There’s been a lot of discussion in Ramsey County and St. Paul lately about homelessness, affordable housing and gentrification, three related issues that the Scoop finds difficult but fascinating to dissect.
For instance, there’s a push on to find new housing for every single homeless veteran in the Twin Cities, a campaign related to a statewide master plan on homelessness.
Foundations and nonprofits that deal with housing issues continue to eye the Central Corridor, or Green Line, as the place to be to build new affordable housing, or even their own offices. Among them is Habitat for Humanity, which recently completed a new headquarters at Prior and University.
Likewise, Prior Crossing, an affordable housing apartment building for young people, has been proposed by Beacon Interfaith.
The long-vacant old Midway Chevy dealership at University and Hamline is another site that could soon be converted into an affordable housing development. First, a group of poets and artists will gather this Saturday to liven up the lot in a closing celebration for an arts project there: http://artifynow.wordpress.com/2014/02/25/midway-is-home-artify-project-closing-celebration/.

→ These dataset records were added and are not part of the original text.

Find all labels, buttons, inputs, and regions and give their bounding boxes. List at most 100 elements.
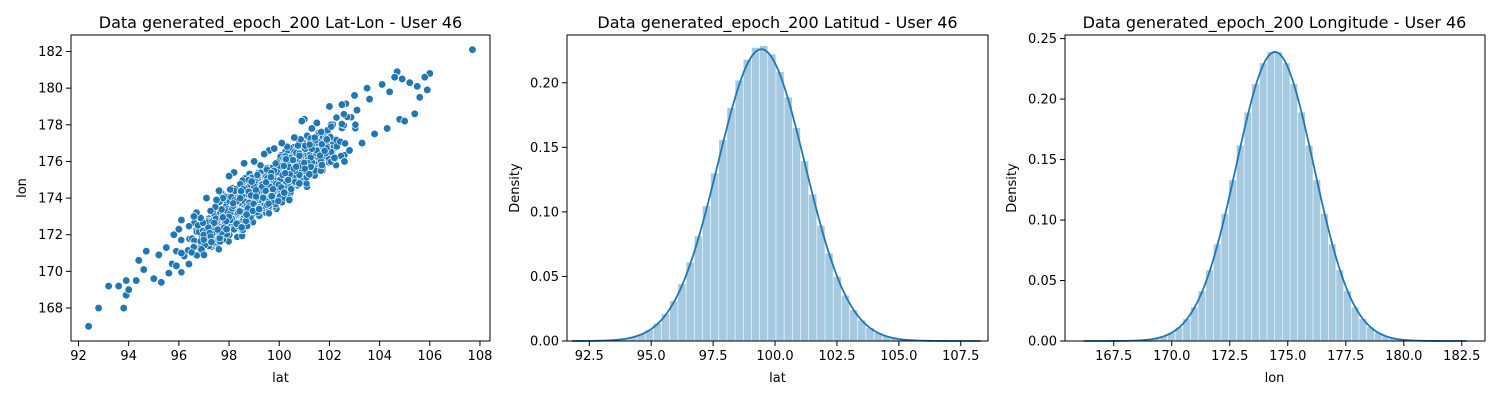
scatter-point xyxy=(177,215,186,225)
histogram-bar xyxy=(1290,84,1298,342)
histogram-bar xyxy=(1313,180,1321,341)
x-tick-label: 105.0 xyxy=(880,349,917,364)
histogram-bar xyxy=(841,295,850,341)
scatter-point xyxy=(320,146,329,155)
histogram-bar xyxy=(866,327,874,341)
histogram-bar xyxy=(1382,336,1390,341)
scatter-point xyxy=(305,140,314,149)
scatter-point xyxy=(169,230,179,239)
scatter-point xyxy=(84,322,93,331)
latitude-frame xyxy=(566,34,989,342)
scatter-point xyxy=(279,162,288,170)
scatter-point xyxy=(350,91,359,100)
scatter-point xyxy=(199,235,208,244)
scatter-point xyxy=(202,193,211,203)
scatter-point xyxy=(468,45,477,54)
histogram-bar xyxy=(890,338,899,341)
scatter-point xyxy=(307,124,317,133)
scatter-point xyxy=(297,116,306,126)
scatter-point xyxy=(239,159,249,168)
scatter-point xyxy=(332,113,341,122)
scatter-point xyxy=(420,72,429,82)
histogram-bar xyxy=(1336,270,1344,341)
scatter-point xyxy=(270,144,279,153)
scatter-point xyxy=(164,269,174,278)
y-tick-label: 182 xyxy=(38,45,63,60)
histogram-bar xyxy=(727,108,735,342)
x-tick-label: 108 xyxy=(468,349,493,364)
longitude-frame xyxy=(1064,34,1486,342)
x-tick-label: 100 xyxy=(267,349,292,364)
histogram-bar xyxy=(1206,270,1214,341)
scatter-point xyxy=(274,197,283,205)
scatter-point xyxy=(139,265,148,274)
histogram-bar xyxy=(751,47,760,342)
kde-curve xyxy=(571,48,981,342)
latitude-kde-line xyxy=(571,48,981,342)
histogram-bar xyxy=(686,262,694,341)
scatter-panel: Data generated_epoch_200 Lat-Lon - User … xyxy=(15,13,492,386)
histogram-bar xyxy=(1351,307,1359,341)
histogram-bar xyxy=(710,173,719,341)
histogram-bar xyxy=(1389,338,1397,341)
y-tick-label: 180 xyxy=(38,82,63,97)
scatter-point xyxy=(325,102,334,111)
x-tick-label: 104 xyxy=(367,349,392,364)
scatter-point xyxy=(255,204,264,214)
scatter-point xyxy=(210,218,219,227)
histogram-bar xyxy=(1275,52,1283,342)
histogram-bar xyxy=(670,301,678,341)
histogram-bar xyxy=(645,329,654,341)
scatter-point xyxy=(295,151,304,160)
scatter-point xyxy=(212,195,221,205)
histogram-bar xyxy=(743,59,752,341)
histogram-bar xyxy=(1244,112,1252,341)
scatter-point xyxy=(256,161,265,170)
scatter-ticks: 92 94 96 98 100 102 104 106 108 168 170 172 174 176 17… xyxy=(38,45,492,364)
scatter-point xyxy=(189,212,199,221)
scatter-point xyxy=(341,139,349,148)
histogram-bar xyxy=(1252,84,1260,342)
scatter-point xyxy=(305,170,314,179)
y-tick-label: 170 xyxy=(38,265,63,280)
latitude-xlabel: lat xyxy=(769,371,786,386)
scatter-point xyxy=(247,177,256,186)
longitude-kde-line xyxy=(1083,51,1467,342)
scatter-point xyxy=(154,250,163,260)
scatter-point xyxy=(370,129,379,139)
longitude-ylabel: Density xyxy=(1005,163,1020,213)
scatter-point xyxy=(290,133,299,142)
scatter-point xyxy=(119,303,128,313)
scatter-point xyxy=(122,276,131,285)
scatter-point xyxy=(281,169,290,178)
histogram-bar xyxy=(817,225,825,341)
histogram-bar xyxy=(653,323,662,341)
scatter-point xyxy=(224,171,234,181)
scatter-point xyxy=(310,133,319,142)
y-tick-label: 0.10 xyxy=(1028,214,1057,229)
scatter-point xyxy=(400,116,409,126)
scatter-point xyxy=(149,274,158,283)
y-tick-label: 168 xyxy=(38,302,63,317)
histogram-bar xyxy=(1183,319,1191,341)
x-tick-label: 94 xyxy=(120,349,137,364)
scatter-point xyxy=(317,140,326,149)
x-tick-label: 96 xyxy=(171,349,188,364)
scatter-point xyxy=(252,192,260,201)
y-tick-label: 0.05 xyxy=(1028,274,1057,289)
scatter-point xyxy=(185,222,193,231)
y-tick-label: 0.15 xyxy=(1028,153,1057,168)
scatter-point xyxy=(207,237,216,247)
histogram-bar xyxy=(1198,291,1206,341)
latitude-bars xyxy=(596,45,923,342)
histogram-bar xyxy=(637,334,645,341)
scatter-point xyxy=(172,261,181,271)
scatter-point xyxy=(177,248,186,258)
scatter-point xyxy=(357,138,367,148)
scatter-point xyxy=(226,185,235,194)
x-tick-label: 182.5 xyxy=(1443,349,1480,364)
scatter-point xyxy=(398,74,407,84)
latitude-histogram-panel: Data generated_epoch_200 Latitud - User … xyxy=(508,13,989,386)
y-tick-label: 0.05 xyxy=(530,270,559,285)
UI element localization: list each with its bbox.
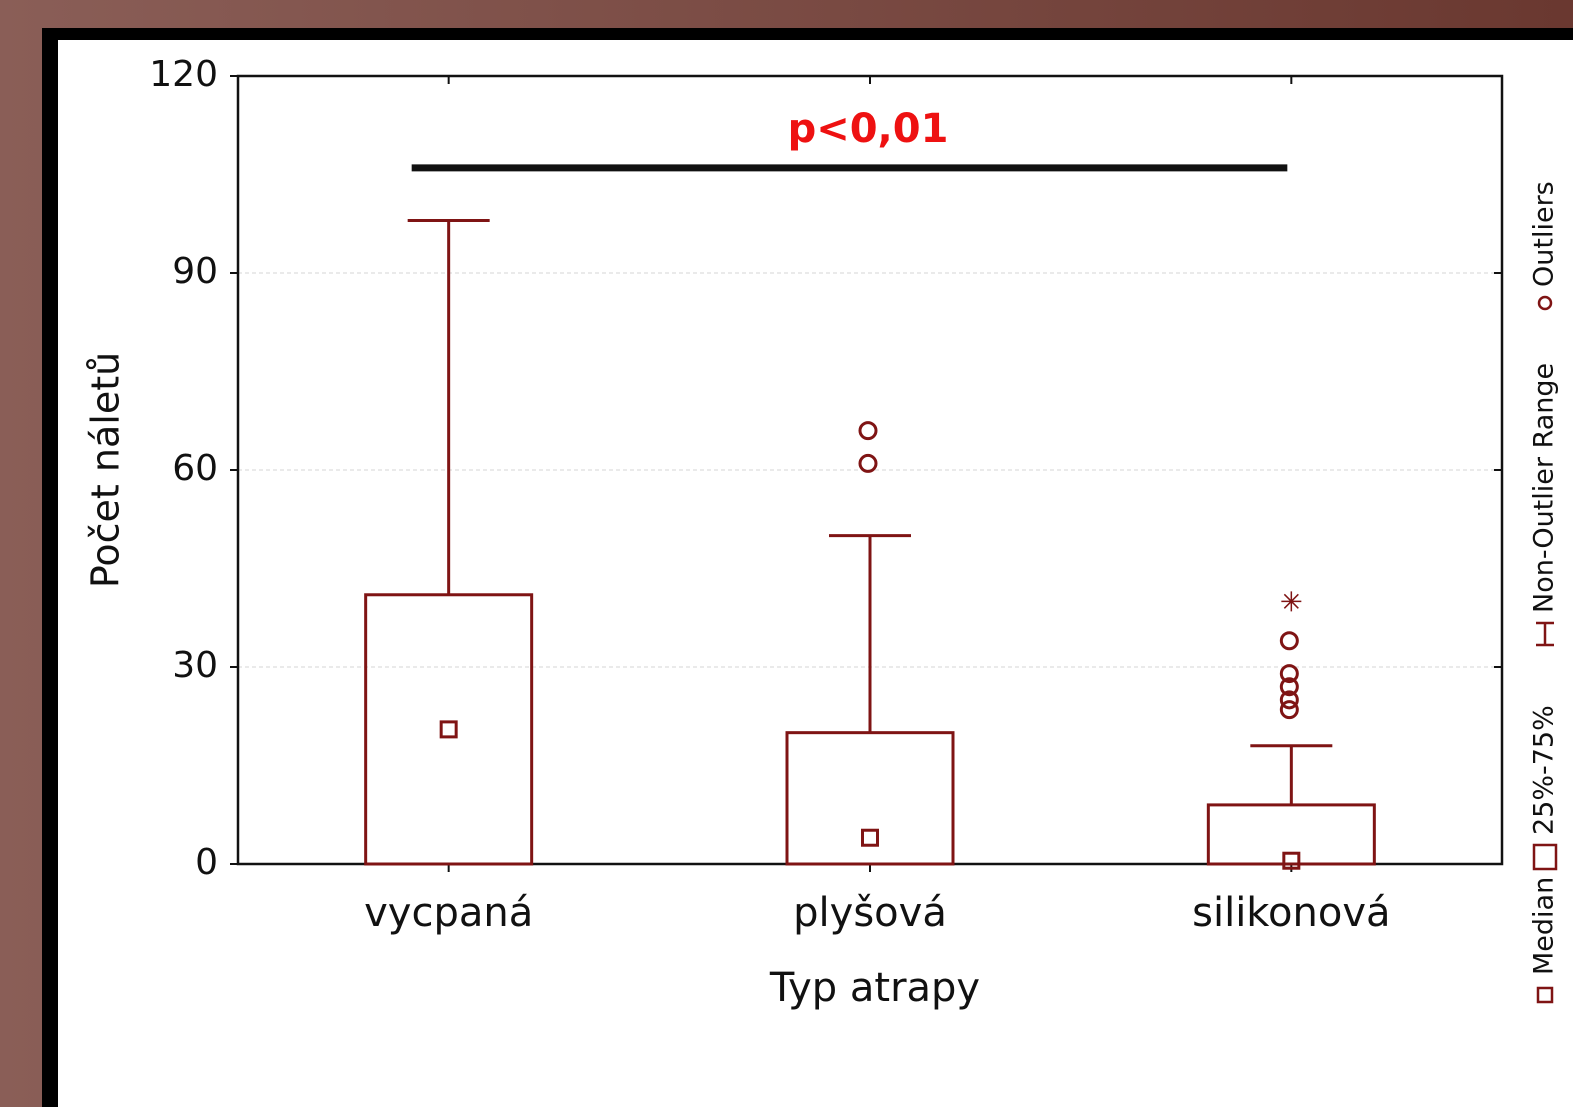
outlier — [1279, 631, 1299, 651]
median — [861, 828, 879, 847]
legend-median-icon — [1536, 986, 1554, 1004]
box — [364, 593, 534, 866]
legend-outlier-icon — [1537, 295, 1553, 311]
legend-whisker-icon — [1536, 621, 1554, 647]
x-tick-label: plyšová — [793, 890, 947, 936]
x-tick-label: silikonová — [1192, 890, 1390, 936]
outlier — [1279, 677, 1299, 697]
median — [1282, 851, 1301, 870]
box — [1206, 803, 1376, 866]
legend-label: Median — [1529, 877, 1560, 975]
outlier — [1279, 690, 1299, 710]
legend-label: Non-Outlier Range — [1529, 363, 1560, 613]
x-axis-label: Typ atrapy — [769, 965, 980, 1011]
median — [439, 720, 458, 739]
legend-label: Outliers — [1529, 181, 1560, 287]
y-tick-label: 120 — [149, 54, 218, 95]
legend-box-icon — [1532, 843, 1558, 871]
significance-label: p<0,01 — [788, 106, 949, 152]
y-tick-label: 60 — [172, 448, 218, 489]
outlier — [1279, 700, 1299, 720]
legend-label: 25%-75% — [1529, 705, 1560, 835]
outlier — [858, 421, 878, 441]
extreme — [1281, 591, 1302, 612]
y-axis-label: Počet náletů — [84, 352, 128, 588]
y-tick-label: 0 — [195, 842, 218, 883]
box — [785, 731, 955, 866]
y-tick-label: 30 — [172, 645, 218, 686]
canvas — [58, 40, 1573, 1107]
outlier — [858, 453, 878, 473]
y-tick-label: 90 — [172, 251, 218, 292]
outlier — [1279, 664, 1299, 684]
x-tick-label: vycpaná — [364, 890, 533, 936]
legend: Median 25%-75% Non-Outlier Range Outliers — [1529, 181, 1560, 1004]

Meanwhile, University of Minnesota Law Professor Myron Orfield has been highly critical of plans to situate affordable housing along transit lines, which tend to be heavily clustered in the urban core of St. Paul and Minneapolis. More on his affordable housing report — and the alleged “re-segregation” of the Twin Cities — here. Orfield has raised similar concerns in the past, and here too.
Rather than invest public funds in large-scale urban apartment developments, which tend to be pricey, some advocates nationwide are calling for the construction of little houses, according to this report on BillMoyers.com. They’re cheap to build and go up fast.
As St. Paul studies where to situate housing for the chronic homeless, the city is looking at Higher Ground, Catholic Charities’ existing structure over in Minneapolis, as a possible model. Some East Side residents still have concerns.
With the light rail rolling in June 14, some neighborhood advocates worry that rents, housing costs and property taxes will increase, pricing out the locals. That’s a big concern among Lowertown’s artist community.
President Barack Obama is expected in Lowertown on Wednesday, and he’ll likely mention the fact that Lowertown is, by some counts, the hippest neighborhood in the country, a perfect place to live and walk to work, or ride the light rail. Hizzoner is pleased.
In fact, higher-end construction, such as the upscale new Penfield apartment building, is already emerging downtown in the shadow of the light rail, and a new Lunds supermarket is just around the corner, with an opening date projected for May 15. Check out the pictures.
(As an an aside, eager developers looking to come into downtown St. Paul and tear down a few buildings, such as the vacant Macy’s department store, can expect some pushback from history buffs who prefer to see even Soviet-style eyesores from the 1950s-to-1970s retrofitted and renovated.)
Among those housing developers who are working within the confines of the structures they’ve purchased is Jim Stolpestad, who plans to retrofit the old downtown post office tower along the Mississippi River.
It’s entirely possible that those types of higher-end developments along the Central Corridor will break up some of St. Paul’s lengthy, contiguous “RCAPS” — ‘racially concentrated areas of poverty’ — ultimately contributing to more employment and income diversity.